You are looking for the largest decent number, so you should maximise the number of 5s. For example, 21965 is divisible by 5, but the largest 21965-digit decent number is not one that consists of 3s only; it is one that has 21960 5s and 5 3s.
您的 dividedMultipliers 例程已经使用了最多5s,但是将可被5整除的数字视为特殊数字会破坏该逻辑;
Your dividedMultipliers routine already goes for the most 5s, but treating a number that is divisible by 5 as special undermines that logic; it will create the least optimum decent number.
摆脱这种特殊情况。 (您也可以摆脱另一种特殊情况,即检查仅由5组成的数字,因为 dividedMultipliers 会在第一次迭代中立即处理该情况。
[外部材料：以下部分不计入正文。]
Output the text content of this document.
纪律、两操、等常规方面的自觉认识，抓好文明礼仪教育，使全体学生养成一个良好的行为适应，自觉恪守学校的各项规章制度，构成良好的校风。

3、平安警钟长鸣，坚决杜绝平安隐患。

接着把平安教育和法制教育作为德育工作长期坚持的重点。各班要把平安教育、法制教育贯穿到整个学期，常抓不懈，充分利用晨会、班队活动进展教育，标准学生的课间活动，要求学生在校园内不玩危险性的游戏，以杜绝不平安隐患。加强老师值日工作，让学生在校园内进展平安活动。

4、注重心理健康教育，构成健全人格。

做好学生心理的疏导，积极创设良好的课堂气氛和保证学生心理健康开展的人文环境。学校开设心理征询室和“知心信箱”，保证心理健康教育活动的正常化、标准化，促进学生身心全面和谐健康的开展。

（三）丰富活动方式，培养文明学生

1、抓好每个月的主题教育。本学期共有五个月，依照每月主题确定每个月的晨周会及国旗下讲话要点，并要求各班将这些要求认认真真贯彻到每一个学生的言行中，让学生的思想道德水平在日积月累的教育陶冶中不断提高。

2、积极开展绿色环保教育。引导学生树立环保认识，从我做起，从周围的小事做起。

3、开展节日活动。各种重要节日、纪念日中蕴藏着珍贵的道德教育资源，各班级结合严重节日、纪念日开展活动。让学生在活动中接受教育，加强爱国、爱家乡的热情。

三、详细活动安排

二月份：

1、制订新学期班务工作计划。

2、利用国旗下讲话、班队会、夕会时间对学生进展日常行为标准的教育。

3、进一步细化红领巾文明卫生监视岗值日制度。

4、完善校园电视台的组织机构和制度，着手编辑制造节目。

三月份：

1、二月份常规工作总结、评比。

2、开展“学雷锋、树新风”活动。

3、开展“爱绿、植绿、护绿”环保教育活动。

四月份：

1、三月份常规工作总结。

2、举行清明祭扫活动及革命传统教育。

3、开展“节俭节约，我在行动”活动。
)
Get rid of that special case. (You could also get rid of the other special case which checks against a number consisting of only 5s, because dividedMultipliers handles that case immediately in the first iteration.)
这篇关于神探夏洛克与野兽-问题的文章就介绍到这了,希望我们推荐的答案对大家有所帮助,也希望大家多多支持IT屋!